Marc: But at the same time, if you just try to do that with conventional ways of delivering those services, you’ll bankrupt everything, right? You look at the US fiscal situation over the next 50 years and you look at this massive debt. A very large amount of it is geared towards healthcare, paying for people’s healthcare. And a lot of it then is geared towards education and this huge crisis we have around things like student loan debt. And so, healthcare and education suffer from something that economists call “Baumol’s cost disease” after an economist named Baumol. And the cost disease basically is technology steadily drives down prices in sectors like media and in financial services.But technology is not yet driving down costs in healthcare and education but it should.
Cost disease is the challenge. So how do we solve this?
And so, if you can bring revolutionary technology into those fields, you could basically break the back of the so-called “cost disease.” And then you can bring the same cost reduction you see in other fields into those fields, which then means you can really open up access. And that’s the critical thing. We need to get every kid on the planet access to what we consider today to be a top-end Ivy League education. We need to get every person on the planet to have access to what we would consider to be a modern healthcare capability.
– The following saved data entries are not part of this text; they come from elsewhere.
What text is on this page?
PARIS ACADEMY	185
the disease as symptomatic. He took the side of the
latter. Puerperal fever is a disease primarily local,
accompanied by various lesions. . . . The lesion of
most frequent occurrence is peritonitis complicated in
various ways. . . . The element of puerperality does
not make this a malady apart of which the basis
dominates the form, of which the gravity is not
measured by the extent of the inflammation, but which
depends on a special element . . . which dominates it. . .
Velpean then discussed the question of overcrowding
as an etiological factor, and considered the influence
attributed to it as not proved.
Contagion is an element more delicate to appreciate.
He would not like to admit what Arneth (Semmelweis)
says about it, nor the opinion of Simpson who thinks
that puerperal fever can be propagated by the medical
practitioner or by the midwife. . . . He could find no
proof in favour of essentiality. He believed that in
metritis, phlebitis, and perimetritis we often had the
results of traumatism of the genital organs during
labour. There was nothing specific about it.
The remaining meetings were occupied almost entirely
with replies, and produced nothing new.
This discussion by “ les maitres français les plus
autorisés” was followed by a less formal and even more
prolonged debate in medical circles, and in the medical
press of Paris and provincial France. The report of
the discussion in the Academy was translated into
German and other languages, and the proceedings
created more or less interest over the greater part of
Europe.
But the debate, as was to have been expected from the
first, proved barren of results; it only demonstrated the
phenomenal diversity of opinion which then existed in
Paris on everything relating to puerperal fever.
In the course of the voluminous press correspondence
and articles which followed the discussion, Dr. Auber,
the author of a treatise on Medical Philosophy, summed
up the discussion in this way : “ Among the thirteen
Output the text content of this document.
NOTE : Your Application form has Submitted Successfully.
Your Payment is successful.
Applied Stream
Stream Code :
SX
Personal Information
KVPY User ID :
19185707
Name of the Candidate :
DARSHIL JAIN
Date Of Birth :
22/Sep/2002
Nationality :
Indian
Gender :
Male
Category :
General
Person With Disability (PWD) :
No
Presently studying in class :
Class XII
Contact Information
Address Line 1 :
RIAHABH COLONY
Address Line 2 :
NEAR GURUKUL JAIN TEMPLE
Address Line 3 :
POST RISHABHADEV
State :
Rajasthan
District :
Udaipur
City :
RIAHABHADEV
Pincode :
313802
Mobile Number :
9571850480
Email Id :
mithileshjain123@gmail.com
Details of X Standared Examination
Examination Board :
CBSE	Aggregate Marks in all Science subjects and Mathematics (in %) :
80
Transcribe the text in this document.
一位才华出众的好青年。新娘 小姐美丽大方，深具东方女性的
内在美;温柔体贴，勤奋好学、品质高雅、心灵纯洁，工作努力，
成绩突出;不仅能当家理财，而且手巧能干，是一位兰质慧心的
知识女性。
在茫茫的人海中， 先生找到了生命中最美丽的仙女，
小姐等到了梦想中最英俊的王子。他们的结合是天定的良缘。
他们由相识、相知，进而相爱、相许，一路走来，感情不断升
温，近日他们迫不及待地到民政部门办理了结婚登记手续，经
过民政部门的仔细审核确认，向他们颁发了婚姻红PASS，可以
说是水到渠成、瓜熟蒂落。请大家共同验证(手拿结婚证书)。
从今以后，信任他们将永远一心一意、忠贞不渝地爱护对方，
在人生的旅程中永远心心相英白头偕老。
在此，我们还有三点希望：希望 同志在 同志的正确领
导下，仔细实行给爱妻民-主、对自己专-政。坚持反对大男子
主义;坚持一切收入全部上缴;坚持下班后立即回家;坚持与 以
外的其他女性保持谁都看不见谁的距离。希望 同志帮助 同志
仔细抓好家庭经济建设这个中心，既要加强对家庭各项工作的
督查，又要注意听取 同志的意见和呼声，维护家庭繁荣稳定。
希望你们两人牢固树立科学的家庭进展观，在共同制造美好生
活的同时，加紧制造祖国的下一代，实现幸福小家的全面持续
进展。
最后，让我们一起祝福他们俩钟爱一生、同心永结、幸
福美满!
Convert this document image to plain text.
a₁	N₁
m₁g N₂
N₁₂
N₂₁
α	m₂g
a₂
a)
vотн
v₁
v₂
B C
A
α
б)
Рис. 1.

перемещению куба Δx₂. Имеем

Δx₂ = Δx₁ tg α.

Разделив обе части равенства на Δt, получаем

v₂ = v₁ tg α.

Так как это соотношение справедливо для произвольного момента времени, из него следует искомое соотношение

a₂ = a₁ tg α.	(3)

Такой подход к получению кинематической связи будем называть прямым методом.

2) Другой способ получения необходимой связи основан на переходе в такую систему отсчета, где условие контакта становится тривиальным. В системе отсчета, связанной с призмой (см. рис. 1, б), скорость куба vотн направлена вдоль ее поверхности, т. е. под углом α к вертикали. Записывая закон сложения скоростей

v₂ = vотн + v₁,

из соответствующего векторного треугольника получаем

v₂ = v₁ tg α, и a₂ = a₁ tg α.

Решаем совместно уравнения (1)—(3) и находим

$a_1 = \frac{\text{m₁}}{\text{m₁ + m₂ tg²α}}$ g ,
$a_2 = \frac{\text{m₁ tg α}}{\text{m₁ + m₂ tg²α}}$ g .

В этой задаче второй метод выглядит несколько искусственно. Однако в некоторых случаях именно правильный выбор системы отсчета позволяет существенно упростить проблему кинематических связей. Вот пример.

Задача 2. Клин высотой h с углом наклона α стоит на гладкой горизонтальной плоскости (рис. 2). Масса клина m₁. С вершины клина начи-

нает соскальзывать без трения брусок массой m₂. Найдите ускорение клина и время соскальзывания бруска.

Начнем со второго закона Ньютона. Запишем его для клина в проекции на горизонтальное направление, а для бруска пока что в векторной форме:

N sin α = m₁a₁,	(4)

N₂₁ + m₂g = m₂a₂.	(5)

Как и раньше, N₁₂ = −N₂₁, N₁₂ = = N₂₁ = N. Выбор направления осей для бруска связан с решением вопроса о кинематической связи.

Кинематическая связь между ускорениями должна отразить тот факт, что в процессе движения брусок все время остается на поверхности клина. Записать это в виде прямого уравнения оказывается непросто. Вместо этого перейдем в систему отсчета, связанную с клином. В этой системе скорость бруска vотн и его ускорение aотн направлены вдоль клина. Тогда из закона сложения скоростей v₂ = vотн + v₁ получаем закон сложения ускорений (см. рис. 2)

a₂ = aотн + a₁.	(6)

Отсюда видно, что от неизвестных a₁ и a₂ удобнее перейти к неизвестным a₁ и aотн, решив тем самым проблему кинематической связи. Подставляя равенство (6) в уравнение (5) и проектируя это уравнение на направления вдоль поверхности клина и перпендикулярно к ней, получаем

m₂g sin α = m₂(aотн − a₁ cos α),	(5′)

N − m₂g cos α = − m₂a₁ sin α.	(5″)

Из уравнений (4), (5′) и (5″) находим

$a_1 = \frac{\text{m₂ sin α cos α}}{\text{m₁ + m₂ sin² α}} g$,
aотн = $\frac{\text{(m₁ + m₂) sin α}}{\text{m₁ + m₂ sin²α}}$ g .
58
The only way to do that is to apply technology. Otherwise, you’d bankrupt the planet trying to do it with the current techniques.
This is how software will go from eating the world and industries to eating the cost disease in two of the most important industries - education & healthcare and will help the world. This is the trend which will make the biggest difference to public services, to the challenges that we talk about and that means we need to invest in more innovation.